Little Chef
Lightened Up White Chicken Chili by Peacelovedough
Tender shredded chicken in a thickened bean-based broth with zesty green chilies and fresh aromatics.
Serves: 4Prep: 15 minCook: 45 min
Ingredients
- 3 cup shredded cooked chicken
- 2 tbsp avocado oil
- 1 small yellow onion, diced
- 1 medium green bell pepper, diced
- 6 cloves garlic, minced
- 3 cup chicken stock
- 2 cans (15 oz each) cannellini beans, drained and rinsed
- 1 can (4 oz) diced green chilies
- 1 tbsp chili powder
- 1 tsp ground cumin
- 1 tsp onion powder
- 1 tsp garlic powder
- 1/2 tsp dried oregano
- 1/2 tsp smoked paprika
- 1 tsp salt (plus more to taste)
- 1/2 tsp black pepper
- 1 tbsp heavy cream (optional)
- 1 lime, juiced
Instructions
- Heat 1 tbsp avocado oil in a large pot over medium heat and sauté the diced onion and green bell pepper until translucent, about 5-7 minutes.
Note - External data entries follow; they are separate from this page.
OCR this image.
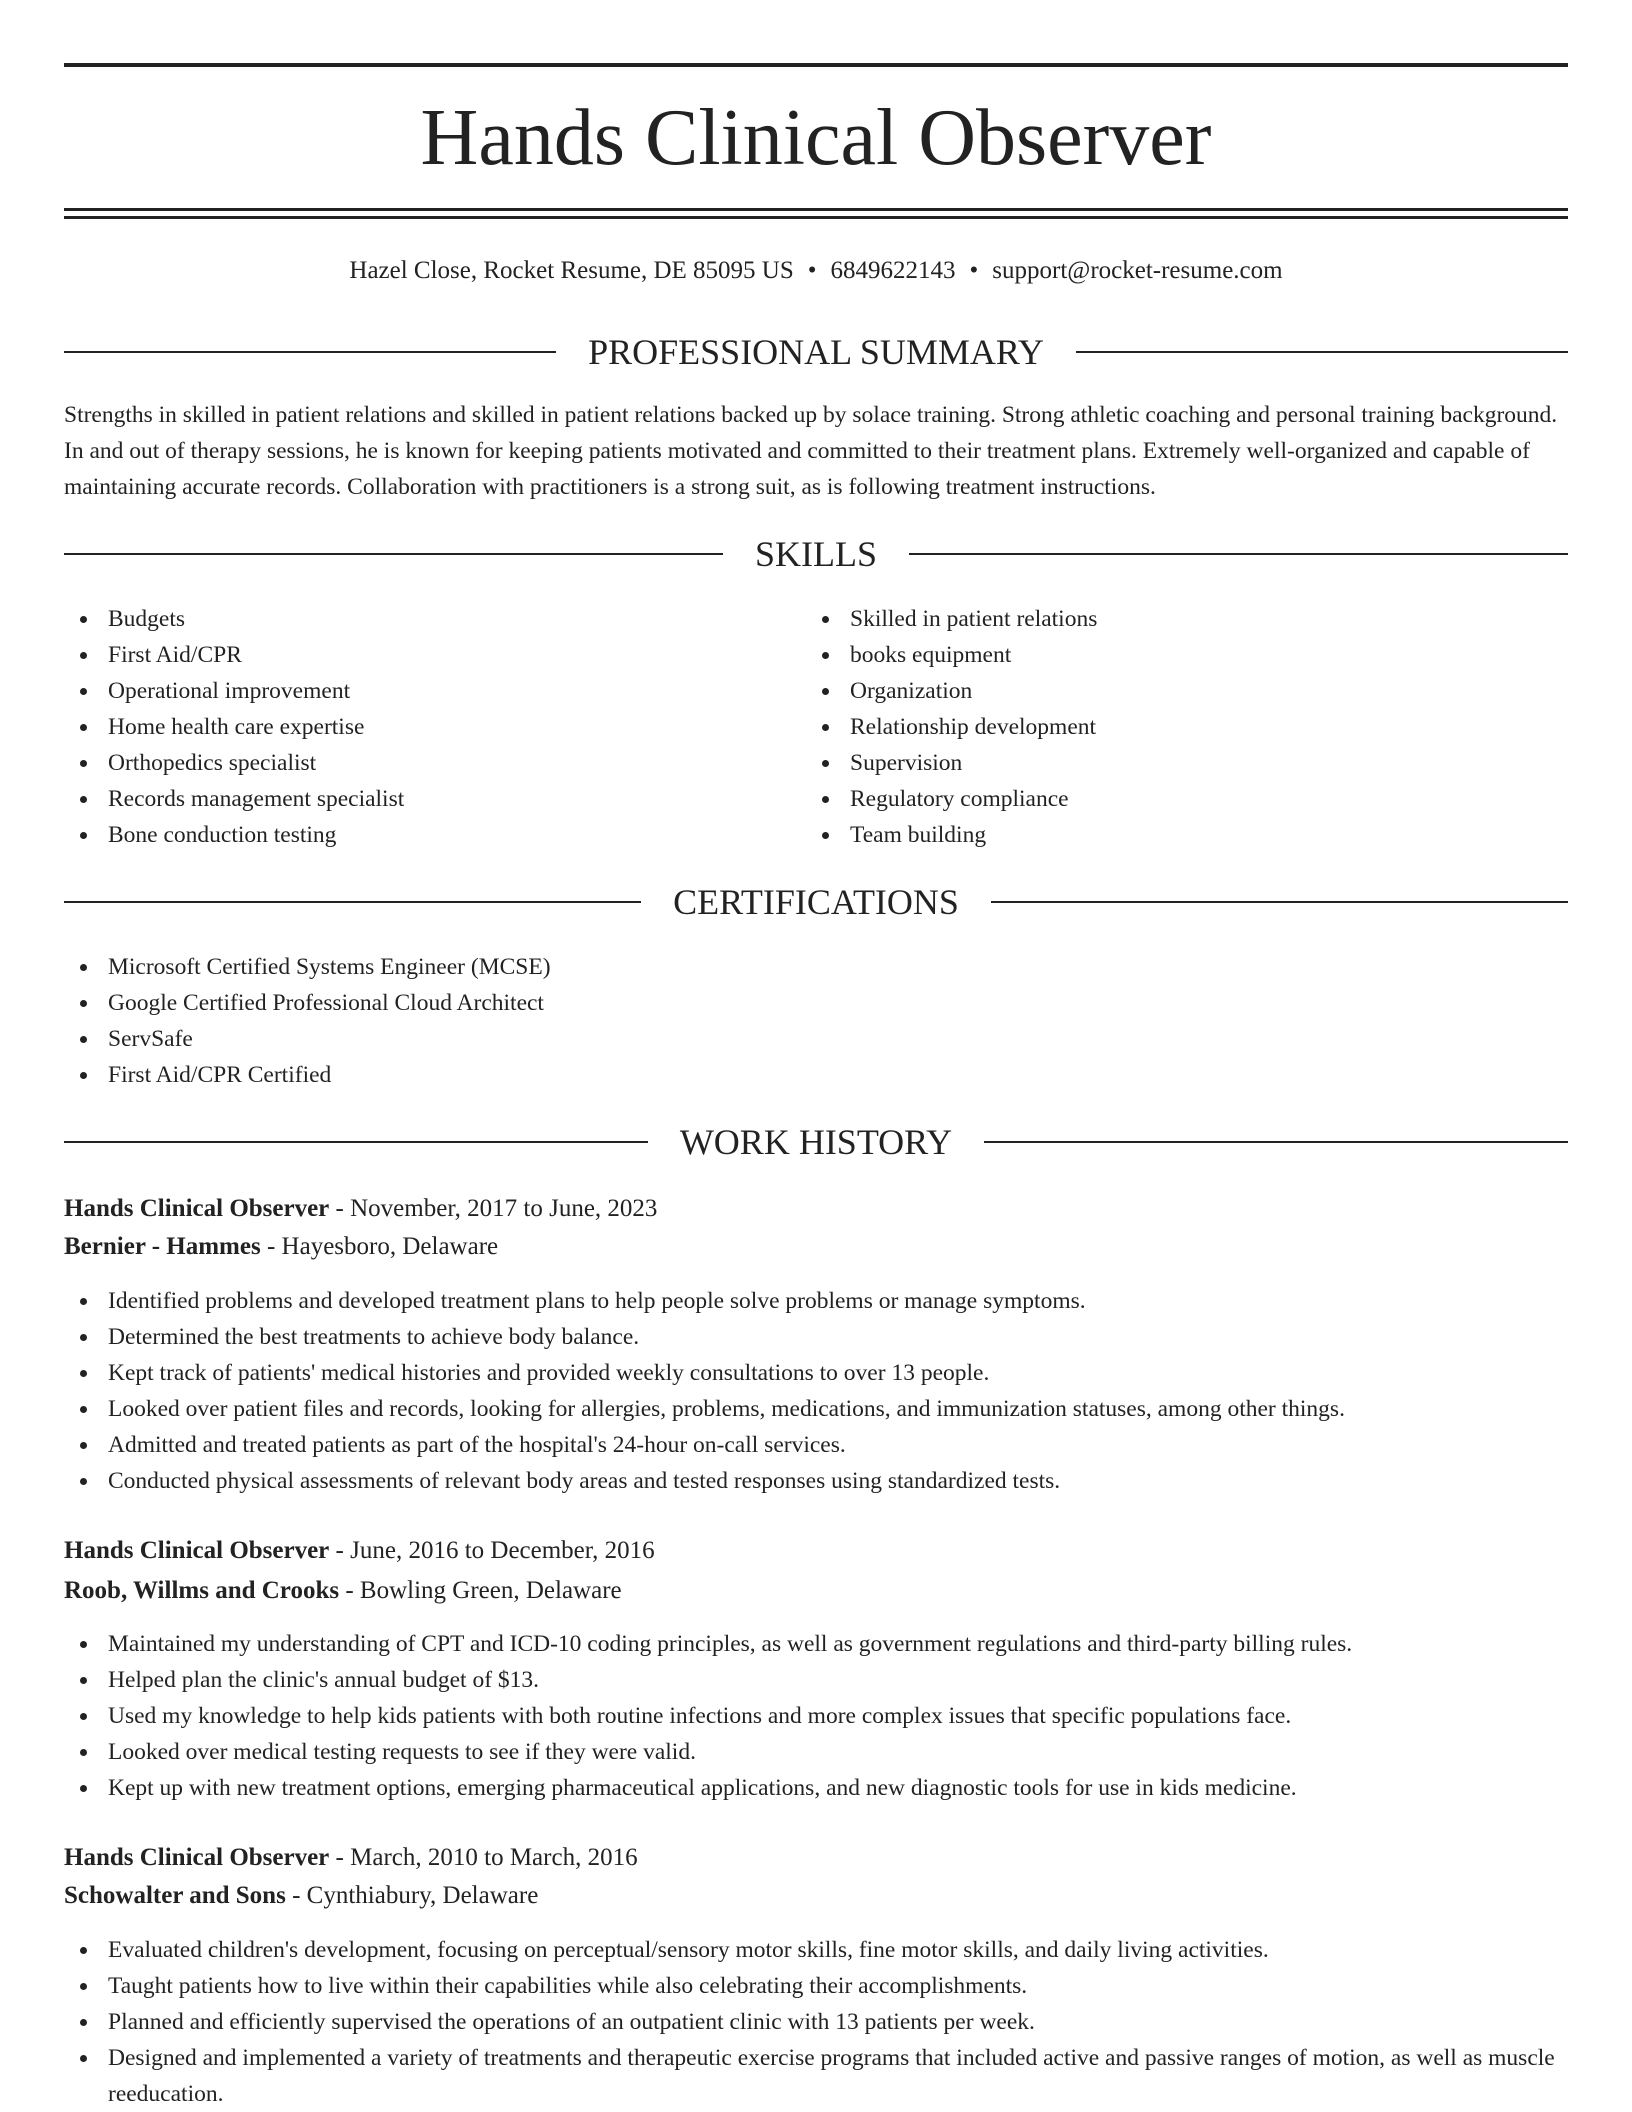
Hands Clinical Observer
Hazel Close, Rocket Resume, DE 85095 US • 6849622143 • support@rocket-resume.com
PROFESSIONAL SUMMARY
Strengths in skilled in patient relations and skilled in patient relations backed up by solace training. Strong athletic coaching and personal training background. In and out of therapy sessions, he is known for keeping patients motivated and committed to their treatment plans. Extremely well-organized and capable of maintaining accurate records. Collaboration with practitioners is a strong suit, as is following treatment instructions.
SKILLS
Budgets
First Aid/CPR
Operational improvement
Home health care expertise
Orthopedics specialist
Records management specialist
Bone conduction testing
Skilled in patient relations
books equipment
Organization
Relationship development
Supervision
Regulatory compliance
Team building
CERTIFICATIONS
Microsoft Certified Systems Engineer (MCSE)
Google Certified Professional Cloud Architect
ServSafe
First Aid/CPR Certified
WORK HISTORY
Hands Clinical Observer - November, 2017 to June, 2023
Bernier - Hammes - Hayesboro, Delaware
Identified problems and developed treatment plans to help people solve problems or manage symptoms.
Determined the best treatments to achieve body balance.
Kept track of patients' medical histories and provided weekly consultations to over 13 people.
Looked over patient files and records, looking for allergies, problems, medications, and immunization statuses, among other things.
Admitted and treated patients as part of the hospital's 24-hour on-call services.
Conducted physical assessments of relevant body areas and tested responses using standardized tests.
Hands Clinical Observer - June, 2016 to December, 2016
Roob, Willms and Crooks - Bowling Green, Delaware
Maintained my understanding of CPT and ICD-10 coding principles, as well as government regulations and third-party billing rules.
Helped plan the clinic's annual budget of $13.
Used my knowledge to help kids patients with both routine infections and more complex issues that specific populations face.
Looked over medical testing requests to see if they were valid.
Kept up with new treatment options, emerging pharmaceutical applications, and new diagnostic tools for use in kids medicine.
Hands Clinical Observer - March, 2010 to March, 2016
Schowalter and Sons - Cynthiabury, Delaware
Evaluated children's development, focusing on perceptual/sensory motor skills, fine motor skills, and daily living activities.
Taught patients how to live within their capabilities while also celebrating their accomplishments.
Planned and efficiently supervised the operations of an outpatient clinic with 13 patients per week.
Designed and implemented a variety of treatments and therapeutic exercise programs that included active and passive ranges of motion, as well as muscle reeducation.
- Add the minced garlic and cook for 1 minute until fragrant.
- Pour in 3 cups of chicken stock, the shredded chicken, and the can of green chilies.
- Season with chili powder, cumin, onion powder, garlic powder, oregano, smoked paprika, salt, and pepper; stir to combine.
- In a blender, combine one can of rinsed cannellini beans with a small splash of chicken stock and blend until smooth.
- Add the blended bean mixture to the pot and stir well.
- Simmer the chili uncovered on low heat for 30 minutes to allow the flavors to develop and the liquid to thicken.
- Stir in the optional splash of heavy cream if desired, then remove from heat.
- Stir in the fresh lime juice just before serving.